Archive for July, 2010

E2.0, Productivity and Joblessness

by Eric Norlin on Jul.19, 2010, under Uncategorized

In the months leading up to last year’s Defrag, I began to blog about what I called “the productivity boom.” By that I meant this broad phase that we’re in, whereby we’ll see productivity in the enterprise make better than normal gains. The boom has a couple of pieces:

1. the advent of cloud computing — which leads to a mobility and IT agility that we haven’t realized before.

2. leveraging the human aspect of business processes.

Today, I want to dig in to #2 a bit more.

Productivity is, by definition, about reducing cost — which is to say that productivity is driven by doing more with less. You don’t get more productive by opening up new lines of business (the revenue side of things), you get more productive by either changing a business process (to make it more efficient), or by improving the skill-set of employees in an organization. “Changing a business process” could be anything from reducing the “man-hours” (I mean that in a non-gender specific way) spent on enrolling a new employee in benefits programs to reducing the length of the sales cycle. “Improving the skill-set of employees” usually only means one thing — having a smaller number of employees do the same amount of work as a previously larger number of employees (ie, laying off or firing from the employee base).

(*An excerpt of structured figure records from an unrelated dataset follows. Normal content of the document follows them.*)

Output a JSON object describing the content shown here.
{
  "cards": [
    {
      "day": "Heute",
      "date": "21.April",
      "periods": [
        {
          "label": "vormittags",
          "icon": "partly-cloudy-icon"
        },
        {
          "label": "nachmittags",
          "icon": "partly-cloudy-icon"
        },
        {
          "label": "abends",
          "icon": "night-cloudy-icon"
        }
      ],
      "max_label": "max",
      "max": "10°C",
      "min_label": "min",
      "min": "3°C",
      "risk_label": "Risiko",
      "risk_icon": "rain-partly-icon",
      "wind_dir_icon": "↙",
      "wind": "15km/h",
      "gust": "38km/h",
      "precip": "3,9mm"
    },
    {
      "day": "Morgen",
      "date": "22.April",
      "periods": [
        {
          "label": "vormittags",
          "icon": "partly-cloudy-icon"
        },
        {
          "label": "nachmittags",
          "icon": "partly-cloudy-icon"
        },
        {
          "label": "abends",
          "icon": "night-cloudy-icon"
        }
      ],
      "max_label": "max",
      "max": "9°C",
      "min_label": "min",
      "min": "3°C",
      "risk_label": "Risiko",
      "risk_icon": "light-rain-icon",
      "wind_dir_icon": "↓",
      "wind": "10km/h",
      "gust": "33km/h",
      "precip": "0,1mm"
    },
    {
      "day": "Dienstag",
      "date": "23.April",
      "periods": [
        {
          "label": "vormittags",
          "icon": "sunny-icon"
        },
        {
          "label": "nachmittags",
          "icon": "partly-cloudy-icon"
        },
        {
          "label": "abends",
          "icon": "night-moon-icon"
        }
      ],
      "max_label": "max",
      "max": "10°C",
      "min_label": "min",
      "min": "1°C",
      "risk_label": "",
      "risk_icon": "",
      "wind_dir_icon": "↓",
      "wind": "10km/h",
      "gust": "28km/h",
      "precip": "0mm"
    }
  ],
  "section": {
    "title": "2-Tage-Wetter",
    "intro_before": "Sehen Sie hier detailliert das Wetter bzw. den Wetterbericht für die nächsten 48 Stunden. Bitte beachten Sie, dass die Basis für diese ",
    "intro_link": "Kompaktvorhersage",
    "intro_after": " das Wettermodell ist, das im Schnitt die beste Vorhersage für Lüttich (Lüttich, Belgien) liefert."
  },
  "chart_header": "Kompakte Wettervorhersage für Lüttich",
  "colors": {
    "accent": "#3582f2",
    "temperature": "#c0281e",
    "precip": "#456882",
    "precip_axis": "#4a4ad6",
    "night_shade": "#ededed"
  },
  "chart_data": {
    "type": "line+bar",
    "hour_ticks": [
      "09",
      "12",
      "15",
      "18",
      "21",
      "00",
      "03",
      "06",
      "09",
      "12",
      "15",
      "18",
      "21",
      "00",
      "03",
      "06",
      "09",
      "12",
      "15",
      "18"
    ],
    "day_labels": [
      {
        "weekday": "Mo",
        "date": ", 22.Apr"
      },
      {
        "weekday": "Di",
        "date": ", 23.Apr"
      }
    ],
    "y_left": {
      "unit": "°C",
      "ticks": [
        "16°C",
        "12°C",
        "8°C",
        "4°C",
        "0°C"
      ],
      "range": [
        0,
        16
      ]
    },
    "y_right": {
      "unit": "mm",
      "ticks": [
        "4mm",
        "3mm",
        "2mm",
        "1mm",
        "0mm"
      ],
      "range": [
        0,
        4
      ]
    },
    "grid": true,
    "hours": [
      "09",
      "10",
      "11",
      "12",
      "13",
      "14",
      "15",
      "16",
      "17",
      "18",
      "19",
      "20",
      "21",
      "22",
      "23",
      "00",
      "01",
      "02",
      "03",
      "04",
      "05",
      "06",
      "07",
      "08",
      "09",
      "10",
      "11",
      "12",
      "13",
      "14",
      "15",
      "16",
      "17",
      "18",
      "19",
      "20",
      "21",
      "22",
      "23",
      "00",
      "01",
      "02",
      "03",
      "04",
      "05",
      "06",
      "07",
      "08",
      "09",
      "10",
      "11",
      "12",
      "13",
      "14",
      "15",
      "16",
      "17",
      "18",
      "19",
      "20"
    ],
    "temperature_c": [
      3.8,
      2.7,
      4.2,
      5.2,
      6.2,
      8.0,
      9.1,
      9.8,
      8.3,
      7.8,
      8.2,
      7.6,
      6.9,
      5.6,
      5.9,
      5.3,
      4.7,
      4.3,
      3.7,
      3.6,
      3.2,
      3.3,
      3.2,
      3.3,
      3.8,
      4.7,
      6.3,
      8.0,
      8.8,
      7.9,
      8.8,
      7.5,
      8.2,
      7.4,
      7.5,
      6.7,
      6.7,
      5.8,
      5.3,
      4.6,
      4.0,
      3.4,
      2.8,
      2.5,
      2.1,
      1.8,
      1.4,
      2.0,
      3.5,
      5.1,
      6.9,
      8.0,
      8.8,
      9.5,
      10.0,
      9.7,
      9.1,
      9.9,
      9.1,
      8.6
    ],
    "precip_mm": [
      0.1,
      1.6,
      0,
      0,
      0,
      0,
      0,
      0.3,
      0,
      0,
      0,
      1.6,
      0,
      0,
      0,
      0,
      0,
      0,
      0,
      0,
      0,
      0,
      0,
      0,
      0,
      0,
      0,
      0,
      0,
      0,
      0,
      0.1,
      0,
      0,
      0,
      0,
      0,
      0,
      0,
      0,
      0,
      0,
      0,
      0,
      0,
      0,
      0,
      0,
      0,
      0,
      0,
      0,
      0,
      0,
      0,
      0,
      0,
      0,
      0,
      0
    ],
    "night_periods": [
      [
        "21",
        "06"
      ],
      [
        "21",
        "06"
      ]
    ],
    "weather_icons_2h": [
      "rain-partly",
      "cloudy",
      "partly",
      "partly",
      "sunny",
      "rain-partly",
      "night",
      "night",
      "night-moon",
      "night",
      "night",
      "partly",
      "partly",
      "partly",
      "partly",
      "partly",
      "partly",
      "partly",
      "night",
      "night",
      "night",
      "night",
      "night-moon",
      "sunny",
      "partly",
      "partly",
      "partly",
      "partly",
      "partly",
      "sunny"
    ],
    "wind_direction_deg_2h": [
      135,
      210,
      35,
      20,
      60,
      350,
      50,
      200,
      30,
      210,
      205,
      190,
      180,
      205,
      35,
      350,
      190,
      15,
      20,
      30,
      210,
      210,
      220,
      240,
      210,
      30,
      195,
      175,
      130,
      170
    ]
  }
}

Make no mistake about it, both sides of the “productivity” equation seek to get reduce the number of humans it takes to effectively run and grow a business. Hence, “leveraging” the human aspect of business. When you take a productivity cycle and reinforce it with a jobless recovery (like we have in the U.S. today), you get a positive feedback loop; the dark and unspoken side of “enterprise 2.0″ — it’s about not hiring, if anything it’s about laying off people from the workforce.

At least, the collaboration toolsets are driven by that expense-line/productivity motivation. The social media, business intelligence, semantic and analytic sides, not so much. In those cases, you’re actually closer to customer interaction - and the closer you are to the customer, the closer you are to being about driving revenue, not cutting expenses. It’s pretty simple: internally focused tools are about the expense line (which is ultimately about productivity, which is ultimately about doing more with less people), while externally focused tools are about driving revenue (and more revenue leads to hiring more people to deal with more customers). Yes, of course, I’m being a tad simplistic here, but hang with me.

The point of all of this is to say that the condition isn’t going away anytime soon. By all political and business accounts, the one thing we can count on over the next 2, 3, 5 or even 10 years is a prolonged state of high unemployment (in the U.S., if not globally). The jobless recovery reinforces the productivity boom. It may not be the most comforting thought in the world, but it is helpful to remember WHAT the buying motivation is when we’re dealing with internally facing collaboration tools.